DAG update Rating Movies
"""
import ast
import random

from airflow import DAG
from datetime import datetime

from airflow.operators.python import PythonOperator, BranchPythonOperator
from airflow.providers.elasticsearch.hooks.elasticsearch import ElasticsearchPythonHook


def index_movie_ratings_task(movies):
   es_hook = ElasticsearchPythonHook(hosts=None,
                                     es_conn_args={
                                         "cloud_id": "cloud_id"
                                         "api_key": "api-key"
                                     })
   es_client = es_hook.get_conn
   actions = []
   for movie in ast.literal_eval(movies):
       actions.append(
           {
               "update": {
                   "_id": movie["id"],
                   "_index": "movies"
               }
           }
       )
       actions.append(
           {
               "doc": {
                   "rating": movie["rating"]
               },
               "doc_as_upsert": True
           }
       )
   result = es_client.bulk(operations=actions)
   print(f"Ingestion completed.")
   print(result)
   return True


def get_movie_ratings_task():
   movies = [
       {"id": i, "rating": round(random.uniform(1, 10), 1)}
       for i in range(1, 100)
   ]
   return movies

def validate_result(result):
   if not result:
       return 'failed_get_rating_operator'
   else:
       return 'index_movie_ratings'


with DAG(
       dag_id="update_ratings_movies_2024",
       start_date=datetime(2024, 12, 29),
       schedule="@daily",
       doc_md=__doc__,
):
   get_ratings_operator = PythonOperator(
       task_id='get_movie_ratings',
       python_callable=get_movie_ratings_task
   )

   validate_result = BranchPythonOperator(
       task_id='validate_result',
       python_callable=validate_result,
       op_args=["{{ task_instance.xcom_pull(task_ids='get_movie_ratings') }}"],
       provide_context=True
   )

   index_ratings_operator = PythonOperator(
       task_id='index_movie_ratings',
       python_callable=index_movie_ratings_task,
       op_args=["{{ task_instance.xcom_pull(task_ids='get_movie_ratings') }}"]
   )

   failed_get_rating_operator = PythonOperator(
       task_id='failed_get_rating_operator',
       python_callable=lambda: print('Ratings were False, skipping indexing.')
   )

get_ratings_operator >> validate_result >> [index_ratings_operator, failed_get_rating_operator]

Visualizing the DAG execution

In the Apache Airflow interface, we can visualize the execution of the DAGs.

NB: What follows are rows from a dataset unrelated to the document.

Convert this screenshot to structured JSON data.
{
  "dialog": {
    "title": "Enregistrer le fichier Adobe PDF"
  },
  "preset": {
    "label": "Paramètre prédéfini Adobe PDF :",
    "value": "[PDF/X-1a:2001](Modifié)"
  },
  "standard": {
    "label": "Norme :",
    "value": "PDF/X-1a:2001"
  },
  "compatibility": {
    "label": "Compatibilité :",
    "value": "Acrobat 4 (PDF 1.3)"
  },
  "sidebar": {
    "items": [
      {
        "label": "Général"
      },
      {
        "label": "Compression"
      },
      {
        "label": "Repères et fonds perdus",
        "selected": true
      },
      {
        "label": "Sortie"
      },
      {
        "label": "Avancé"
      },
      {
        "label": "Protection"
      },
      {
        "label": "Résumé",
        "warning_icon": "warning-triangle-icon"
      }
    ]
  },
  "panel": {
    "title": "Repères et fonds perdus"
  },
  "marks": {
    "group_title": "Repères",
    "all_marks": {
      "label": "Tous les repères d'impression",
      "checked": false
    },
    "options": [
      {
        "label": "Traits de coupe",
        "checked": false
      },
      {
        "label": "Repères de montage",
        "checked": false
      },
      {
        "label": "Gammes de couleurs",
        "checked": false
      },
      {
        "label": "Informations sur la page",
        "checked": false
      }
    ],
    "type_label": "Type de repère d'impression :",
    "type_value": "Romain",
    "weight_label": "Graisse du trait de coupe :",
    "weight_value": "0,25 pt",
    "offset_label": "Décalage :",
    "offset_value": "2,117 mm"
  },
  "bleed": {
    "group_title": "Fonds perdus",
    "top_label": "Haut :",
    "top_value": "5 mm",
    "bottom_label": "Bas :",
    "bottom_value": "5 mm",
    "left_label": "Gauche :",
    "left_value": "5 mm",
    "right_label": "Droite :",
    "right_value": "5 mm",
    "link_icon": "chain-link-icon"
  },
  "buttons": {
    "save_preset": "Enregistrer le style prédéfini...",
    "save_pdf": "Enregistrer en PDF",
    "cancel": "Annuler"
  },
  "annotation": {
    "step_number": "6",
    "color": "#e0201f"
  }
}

Simply go to the "DAGs" tab and locate the DAG you created.

Visualize the execution of the DAGs in Apache Airflow interface with Elasticsearch

Below, we can visualize the executions of the tasks and their respective statuses. By selecting an execution for a specific date, we can access the logs of each task. Note that in the index_movie_ratings task, we can see the indexing results in the index, and that it was successfully completed.

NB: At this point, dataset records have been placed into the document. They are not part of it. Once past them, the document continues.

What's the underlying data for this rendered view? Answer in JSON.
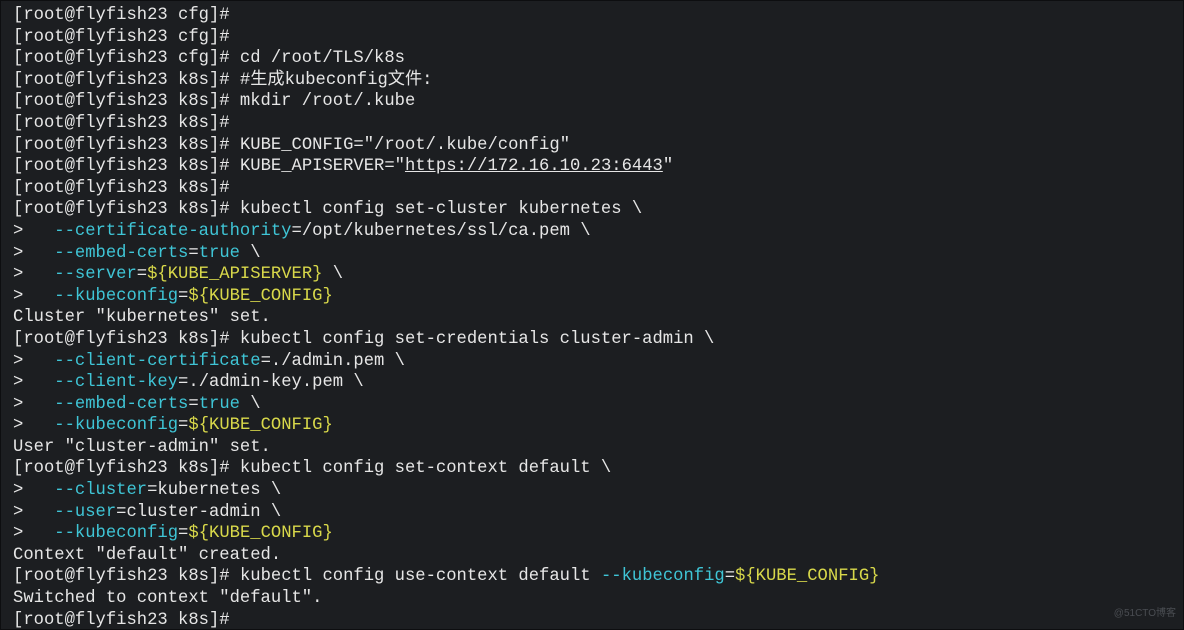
{
  "watermark": "@51CTO博客",
  "prompt": {
    "user": "root",
    "host": "flyfish23",
    "dir_cfg": "cfg",
    "dir_k8s": "k8s",
    "cont": ">   "
  },
  "lines": [
    {
      "type": "prompt",
      "dir": "cfg",
      "cmd": ""
    },
    {
      "type": "prompt",
      "dir": "cfg",
      "cmd": ""
    },
    {
      "type": "prompt",
      "dir": "cfg",
      "cmd": "cd /root/TLS/k8s"
    },
    {
      "type": "prompt",
      "dir": "k8s",
      "cmd": "#生成kubeconfig文件:"
    },
    {
      "type": "prompt",
      "dir": "k8s",
      "cmd": "mkdir /root/.kube"
    },
    {
      "type": "prompt",
      "dir": "k8s",
      "cmd": ""
    },
    {
      "type": "kv",
      "dir": "k8s",
      "pre": "KUBE_CONFIG=",
      "val": "\"/root/.kube/config\""
    },
    {
      "type": "kv",
      "dir": "k8s",
      "pre": "KUBE_APISERVER=\"",
      "url": "https://172.16.10.23:6443",
      "post": "\""
    },
    {
      "type": "prompt",
      "dir": "k8s",
      "cmd": ""
    },
    {
      "type": "prompt",
      "dir": "k8s",
      "cmd": "kubectl config set-cluster kubernetes \\"
    },
    {
      "type": "flag",
      "flag": "--certificate-authority",
      "eq": "=",
      "val": "/opt/kubernetes/ssl/ca.pem \\",
      "valcolor": "g"
    },
    {
      "type": "flag",
      "flag": "--embed-certs",
      "eq": "=",
      "val": "true",
      "tail": " \\",
      "valcolor": "c"
    },
    {
      "type": "flag",
      "flag": "--server",
      "eq": "=",
      "val": "${KUBE_APISERVER}",
      "tail": " \\",
      "valcolor": "y"
    },
    {
      "type": "flag",
      "flag": "--kubeconfig",
      "eq": "=",
      "val": "${KUBE_CONFIG}",
      "valcolor": "y"
    },
    {
      "type": "out",
      "text": "Cluster \"kubernetes\" set."
    },
    {
      "type": "prompt",
      "dir": "k8s",
      "cmd": "kubectl config set-credentials cluster-admin \\"
    },
    {
      "type": "flag",
      "flag": "--client-certificate",
      "eq": "=",
      "val": "./admin.pem \\",
      "valcolor": "g"
    },
    {
      "type": "flag",
      "flag": "--client-key",
      "eq": "=",
      "val": "./admin-key.pem \\",
      "valcolor": "g"
    },
    {
      "type": "flag",
      "flag": "--embed-certs",
      "eq": "=",
      "val": "true",
      "tail": " \\",
      "valcolor": "c"
    },
    {
      "type": "flag",
      "flag": "--kubeconfig",
      "eq": "=",
      "val": "${KUBE_CONFIG}",
      "valcolor": "y"
    },
    {
      "type": "out",
      "text": "User \"cluster-admin\" set."
    },
    {
      "type": "prompt",
      "dir": "k8s",
      "cmd": "kubectl config set-context default \\"
    },
    {
      "type": "flag",
      "flag": "--cluster",
      "eq": "=",
      "val": "kubernetes \\",
      "valcolor": "g"
    },
    {
      "type": "flag",
      "flag": "--user",
      "eq": "=",
      "val": "cluster-admin \\",
      "valcolor": "g"
    },
    {
      "type": "flag",
      "flag": "--kubeconfig",
      "eq": "=",
      "val": "${KUBE_CONFIG}",
      "valcolor": "y"
    },
    {
      "type": "out",
      "text": "Context \"default\" created."
    },
    {
      "type": "usectx",
      "dir": "k8s",
      "pre": "kubectl config use-context default ",
      "flag": "--kubeconfig",
      "eq": "=",
      "val": "${KUBE_CONFIG}"
    },
    {
      "type": "out",
      "text": "Switched to context \"default\"."
    },
    {
      "type": "prompt",
      "dir": "k8s",
      "cmd": ""
    }
  ]
}
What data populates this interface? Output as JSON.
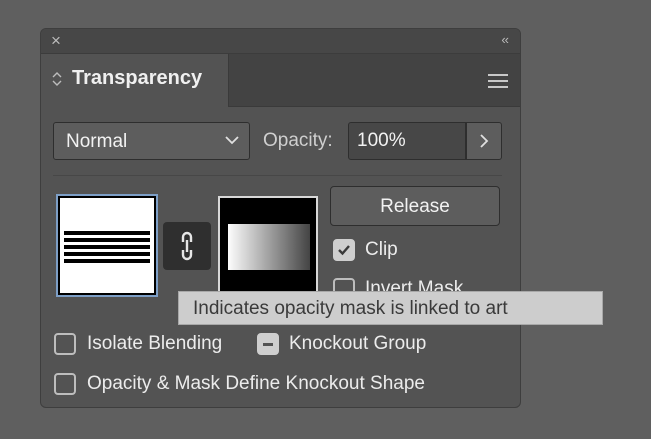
{
  "panel": {
    "close_glyph": "×",
    "collapse_glyph": "‹‹",
    "tab_label": "Transparency"
  },
  "blend": {
    "selected": "Normal"
  },
  "opacity": {
    "label": "Opacity:",
    "value": "100%"
  },
  "mask": {
    "release_label": "Release",
    "clip_label": "Clip",
    "clip_checked": true,
    "invert_label": "Invert Mask",
    "invert_checked": false,
    "link_tooltip": "Indicates opacity mask is linked to art"
  },
  "options": {
    "isolate_label": "Isolate Blending",
    "isolate_checked": false,
    "knockout_label": "Knockout Group",
    "knockout_state": "mixed",
    "define_label": "Opacity & Mask Define Knockout Shape",
    "define_checked": false
  },
  "icons": {
    "close": "close-icon",
    "collapse": "double-chevron-left-icon",
    "tab_grip": "diamond-updown-icon",
    "panel_menu": "hamburger-menu-icon",
    "dropdown": "chevron-down-icon",
    "opacity_flyout": "chevron-right-icon",
    "link": "chain-link-icon",
    "check": "checkmark-icon"
  },
  "colors": {
    "panel_bg": "#535353",
    "background": "#5f5f5f",
    "tooltip_bg": "#cdcdcd",
    "selection_border": "#7d9fc7"
  }
}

visualize the executions of the tasks and their statuses in Apache Airflow with Elasticsearch

In the other tabs, it is possible to access additional information about the tasks and the DAG, assisting in the analysis and resolution of potential issues.

Conclusion

In this article, we demonstrated how to integrate Apache Airflow with Elasticsearch to create a data ingestion solution. We showed how to configure the DAG, define the tasks responsible for retrieving, validating, and indexing movie data, as well as monitor and visualize the execution of these tasks in the Airflow interface.

This approach can be easily adapted to different types of data and workflows, making Airflow a useful tool for orchestrating data pipelines in various scenarios.